Uma Thurman Shares Intimate Details About Harvey Weinstein Assault

After previously alluding to having her own story about sexual harassment to tell, Uma Thurman has opened up about her experiences with sexual harassment at the hands of Harvey Weinstein, as well as an unnamed actor when she was just 16 years old. In a brand new exposé published by The New York Times on Saturday morning, the actress detailed a series of incidents with the Hollywood executive from which she emerged “very disheveled” and “upset.”

Thurman stated that she knows her inability to share about the incidents up until this point has caused harm to Weinstein’s later victims. She added that her decision to speak out and provide intimate details came from a personal feeling that her silence has gone on for way too long.

“The complicated feeling I have about Harvey is how bad I feel about all the women that were attacked after I was…I am one of the reasons that a young girl would walk into his room alone, the way I did,” she tells author Maureen Dowd. “Quentin used Harvey as the executive producer of ‘Kill Bill,’ a movie that symbolizes female empowerment. And all these lambs walked into slaughter because they were convinced nobody rises to such a position who would do something illegal to you, but they do.”

In the interview, she describes how the first “attack” occurred in Weinstein’s suite at the Savoy Hotel in London. “It was such a bat to the head. He pushed me down. He tried to shove himself on me. He tried to expose himself. He did all kinds of unpleasant things. But he didn’t actually put his back into it and force me. You’re like an animal wriggling away, like a lizard. I was doing anything I could to get the train back on the track. My track. Not his track.”

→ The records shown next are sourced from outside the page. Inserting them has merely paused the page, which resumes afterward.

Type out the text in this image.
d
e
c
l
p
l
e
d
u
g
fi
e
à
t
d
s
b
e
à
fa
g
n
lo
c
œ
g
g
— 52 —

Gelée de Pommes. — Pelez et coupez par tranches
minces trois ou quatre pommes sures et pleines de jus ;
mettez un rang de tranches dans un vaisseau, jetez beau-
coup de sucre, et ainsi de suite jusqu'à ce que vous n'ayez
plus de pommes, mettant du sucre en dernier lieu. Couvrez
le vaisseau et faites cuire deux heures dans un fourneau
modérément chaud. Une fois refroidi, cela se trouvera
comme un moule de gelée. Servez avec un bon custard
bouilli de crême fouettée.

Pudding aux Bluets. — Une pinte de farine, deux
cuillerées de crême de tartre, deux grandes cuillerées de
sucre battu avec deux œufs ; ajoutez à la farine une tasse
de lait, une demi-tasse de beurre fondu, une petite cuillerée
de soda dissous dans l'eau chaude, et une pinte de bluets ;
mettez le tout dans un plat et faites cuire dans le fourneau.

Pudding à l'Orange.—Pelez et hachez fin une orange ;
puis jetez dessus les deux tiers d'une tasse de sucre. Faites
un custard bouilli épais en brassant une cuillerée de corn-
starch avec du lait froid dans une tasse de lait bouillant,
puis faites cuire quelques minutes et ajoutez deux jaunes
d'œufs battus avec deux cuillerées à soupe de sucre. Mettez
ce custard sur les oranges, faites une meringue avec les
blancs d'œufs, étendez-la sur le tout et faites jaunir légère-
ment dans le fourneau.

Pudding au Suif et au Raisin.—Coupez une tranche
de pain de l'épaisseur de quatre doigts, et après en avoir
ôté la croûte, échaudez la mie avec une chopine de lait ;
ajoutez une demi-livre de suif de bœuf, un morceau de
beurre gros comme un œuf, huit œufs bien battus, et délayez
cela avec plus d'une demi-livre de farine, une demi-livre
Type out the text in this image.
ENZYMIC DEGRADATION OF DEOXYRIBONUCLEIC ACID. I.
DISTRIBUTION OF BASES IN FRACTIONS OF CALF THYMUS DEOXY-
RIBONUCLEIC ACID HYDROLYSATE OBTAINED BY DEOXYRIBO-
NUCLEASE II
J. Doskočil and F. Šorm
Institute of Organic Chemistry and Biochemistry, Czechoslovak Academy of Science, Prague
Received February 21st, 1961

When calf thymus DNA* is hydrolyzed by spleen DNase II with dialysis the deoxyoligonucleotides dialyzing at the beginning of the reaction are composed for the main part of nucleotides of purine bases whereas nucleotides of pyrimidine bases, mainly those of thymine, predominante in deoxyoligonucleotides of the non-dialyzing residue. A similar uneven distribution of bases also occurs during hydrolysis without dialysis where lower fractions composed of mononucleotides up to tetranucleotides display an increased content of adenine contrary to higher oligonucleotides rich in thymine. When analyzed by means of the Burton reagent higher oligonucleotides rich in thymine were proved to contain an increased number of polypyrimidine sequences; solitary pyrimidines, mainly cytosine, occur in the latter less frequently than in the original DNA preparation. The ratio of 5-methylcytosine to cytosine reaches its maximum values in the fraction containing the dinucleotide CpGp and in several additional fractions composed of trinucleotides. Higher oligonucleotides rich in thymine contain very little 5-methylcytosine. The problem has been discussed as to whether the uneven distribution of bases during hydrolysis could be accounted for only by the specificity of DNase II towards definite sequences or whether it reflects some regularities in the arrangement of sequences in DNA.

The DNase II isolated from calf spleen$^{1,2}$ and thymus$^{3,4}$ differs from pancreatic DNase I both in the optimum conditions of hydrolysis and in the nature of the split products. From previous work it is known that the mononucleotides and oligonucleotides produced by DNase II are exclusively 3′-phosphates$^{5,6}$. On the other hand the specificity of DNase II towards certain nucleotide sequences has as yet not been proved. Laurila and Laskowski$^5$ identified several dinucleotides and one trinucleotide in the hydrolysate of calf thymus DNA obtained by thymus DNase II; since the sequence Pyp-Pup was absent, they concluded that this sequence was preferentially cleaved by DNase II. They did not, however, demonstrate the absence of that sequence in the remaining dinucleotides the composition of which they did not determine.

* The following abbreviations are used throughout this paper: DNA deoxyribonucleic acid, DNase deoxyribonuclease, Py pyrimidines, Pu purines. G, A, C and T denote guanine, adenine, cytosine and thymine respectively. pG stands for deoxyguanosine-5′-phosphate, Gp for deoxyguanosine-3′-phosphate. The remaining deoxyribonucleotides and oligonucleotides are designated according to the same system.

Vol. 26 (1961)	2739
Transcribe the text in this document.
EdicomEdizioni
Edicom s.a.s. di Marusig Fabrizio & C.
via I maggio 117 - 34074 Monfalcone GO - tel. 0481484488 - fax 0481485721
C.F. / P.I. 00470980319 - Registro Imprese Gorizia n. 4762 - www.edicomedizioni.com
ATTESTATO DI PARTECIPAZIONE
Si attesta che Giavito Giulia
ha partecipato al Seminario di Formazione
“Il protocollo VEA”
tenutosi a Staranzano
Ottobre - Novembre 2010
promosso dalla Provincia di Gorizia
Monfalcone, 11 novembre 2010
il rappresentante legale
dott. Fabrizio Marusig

A second incident, after Thurman received “a 26-inch-wide vulgar bunch of roses” from Weinstein that was delivered to her house with a note that read ‘You have great instincts,’ happened when she attempted to confront him about the behavior. She was staying with her friend Ilona Herman, Robert De Niro’s longtime makeup artist, at the time.

Thurman, who brought Herman with her as support, had asked Weinstein to meet her at the Savoy bar. Weinstein’s assistants lured Thurman upstairs to Weinstein’s room after convincing her that the incident was a misunderstanding and that the two have “so many projects together.” Thurman details how she remained firm with Weinstein but her memory of the incident fades in the story. She finally returned to the hotel bar to meet Herman but things did not seem to have went well. “She was very disheveled and so upset and had this blank look,” Herman recalled.

Thurman ended the interview by speaking more on a general sense of how women are “conditioned” to feel about love and sex. “Personally, it has taken me 47 years to stop calling people who are mean to you ‘in love’ with you,” she stated. “It took a long time because I think that as little girls we are conditioned to believe that cruelty and love somehow have a connection and that is like the sort of era that we need to evolve out of.”